Dans le cadre du plan de relance « France Relance », la ministre de la Transition écologique, Barbara Pompili, et le ministre de l’Économie, des Finances et de la Relance, Bruno Le Maire, ont présenté, en septembre 2020 la stratégie nationale pour le développement de l’hydrogène décarboné en France.

La stratégie pour le développement de l’hydrogène décarboné constitue un axe prioritaire d’investissement pour la France, compte tenu :

des enjeux environnementaux : l’hydrogène est pourvoyeur de nombreuses solutions pour décarboner l’industrie et les transports ;

des enjeux économiques : l’hydrogène offre l’opportunité de créer une filière et un écosystème industriels créateurs d’emplois ;

des enjeux de souveraineté énergétique : pour réduire notre dépendance vis-à-vis des importations d’hydrocarbures ;

des enjeux d’indépendance technologique : pour valoriser les atouts dont dispose la France dans la compétition mondiale.

Dotée d’une enveloppe significative de 2 milliards d’euros dans le cadre du plan de relance, la stratégie pour le développement de l’hydrogène décarboné s’étend au-delà de la période 2020-2022 et fixe une trajectoire qui court jusqu’en 2030 avec au total 7 milliards d’euros de soutien public.


La stratégie fixe ainsi trois priorités.


Première priorité : décarboner l’industrie en faisant émerger une filière française de l’électrolyse

Faire émerger une filière française de l’électrolyse : la stratégie retient l’électrolyse qui apparaît comme le plus prometteur des procédés, sur lequel la France dispose déjà d’industriels à fort potentiel.
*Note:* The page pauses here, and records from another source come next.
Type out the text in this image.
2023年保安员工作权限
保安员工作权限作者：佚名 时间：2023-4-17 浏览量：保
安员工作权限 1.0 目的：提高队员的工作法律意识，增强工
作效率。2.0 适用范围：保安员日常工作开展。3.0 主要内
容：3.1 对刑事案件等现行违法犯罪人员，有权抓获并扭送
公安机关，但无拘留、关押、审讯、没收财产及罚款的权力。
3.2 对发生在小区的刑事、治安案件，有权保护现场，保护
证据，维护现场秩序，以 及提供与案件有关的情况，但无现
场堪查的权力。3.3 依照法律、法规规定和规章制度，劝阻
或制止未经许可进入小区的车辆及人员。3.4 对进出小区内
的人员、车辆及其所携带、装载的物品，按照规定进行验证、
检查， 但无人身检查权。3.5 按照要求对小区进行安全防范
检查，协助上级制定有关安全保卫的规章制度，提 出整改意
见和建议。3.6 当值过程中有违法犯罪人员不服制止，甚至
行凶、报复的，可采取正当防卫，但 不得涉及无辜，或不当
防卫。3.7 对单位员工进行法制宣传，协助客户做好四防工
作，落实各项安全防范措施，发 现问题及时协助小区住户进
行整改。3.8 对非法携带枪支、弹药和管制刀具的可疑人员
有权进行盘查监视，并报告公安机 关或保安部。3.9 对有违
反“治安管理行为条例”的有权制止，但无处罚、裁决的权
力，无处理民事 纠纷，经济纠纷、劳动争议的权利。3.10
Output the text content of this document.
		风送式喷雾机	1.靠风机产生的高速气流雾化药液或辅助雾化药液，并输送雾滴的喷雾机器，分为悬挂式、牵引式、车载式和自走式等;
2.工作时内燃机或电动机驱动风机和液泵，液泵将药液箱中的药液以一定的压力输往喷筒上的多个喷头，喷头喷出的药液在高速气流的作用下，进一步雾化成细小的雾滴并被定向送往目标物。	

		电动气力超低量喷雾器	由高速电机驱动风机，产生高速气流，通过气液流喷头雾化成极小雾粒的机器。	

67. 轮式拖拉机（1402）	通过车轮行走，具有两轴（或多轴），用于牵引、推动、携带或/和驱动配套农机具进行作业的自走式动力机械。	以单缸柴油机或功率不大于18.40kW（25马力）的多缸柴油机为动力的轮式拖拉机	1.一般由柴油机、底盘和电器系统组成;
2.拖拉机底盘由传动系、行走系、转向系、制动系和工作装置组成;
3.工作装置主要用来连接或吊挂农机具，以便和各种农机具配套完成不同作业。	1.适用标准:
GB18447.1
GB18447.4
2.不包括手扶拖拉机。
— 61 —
Le marché de la production d’hydrogène décarboné par électrolyse doit évoluer vers des projets de plus grande taille et de plus importante capacité. La France se fixe ainsi un objectif de 6,5 GW d’électrolyseurs installés en 2030.

Décarboner l'industrie en remplaçant l'hydrogène carboné : l’objectif est de remplacer les procédés de production à partir de combustibles fossiles pour décarboner cet hydrogène. C’est un des axes de la programmation pluriannuelle de l’énergie.

 

 

Deuxième priorité : développer une mobilité lourde à l’hydrogène décarboné

Développer une offre de mobilité lourde à l’hydrogène : particulièrement adaptées aux véhicules lourds, les technologies de l’hydrogène offrent une capacité de stockage complémentaire à celle des batteries électriques. L’hydrogène répond aux besoins de fortes puissances motrices ou aux besoins de longue autonomie, notamment pour les flottes captives parcourant de longues distances à flux tendus. Le déploiement de l’hydrogène sur ce segment répond à l’objectif de décarbonation de ces mobilités dites « lourdes ».

Développer des projets territoriaux d’envergure en incitant à mutualiser les usages : pour accélérer le déploiement des mobilités professionnelles à l’hydrogène sur le territoire national, la stratégie propose la mutualisation de la demande, à la fois dans le secteur industriel et dans celui de la mobilité, à l’échelle des territoires. Il s'agit de faire émerger des partenariats forts entre collectivités et industriels afin de synchroniser au mieux l’émergence de l’offre et le développement des usages.

 

 

Troisième priorité : soutenir la recherche, l’innovation et le développement de compétences afin de favoriser les usages de demain

Soutenir la recherche et l’innovation : pour accélérer la préparation de la future génération des usages de l’hydrogène, la stratégie propose un ensemble d’outils qui permettront de poursuivre l’effort de R&D dans le domaine de l’hydrogène et rester à la pointe au niveau international, la France possédant une recherche de premier plan dans ce domaine, de soutenir l’innovation en faveur de l’industrialisation de nouvelles technologies.

Développer les compétences : la stratégie mise sur le renforcement des compétences, afin de soutenir le développement des usages de l’hydrogène sur le territoire. L’enjeu est de former à la spécificité du gaz hydrogène et de ses utilisations, aux composants et aux modalités d’intervention.

En janvier 2021, l’installation du nouveau Conseil national de l’hydrogène a été annoncée, afin d’assurer la mise en œuvre de la Stratégie nationale pour le développement de l’hydrogène décarboné. Ce nouveau conseil devra structurer les échanges entre l’État et les parties prenantes (en particulier les filières industrielles) de la mise en œuvre de la stratégie, et identifier les éventuels freins.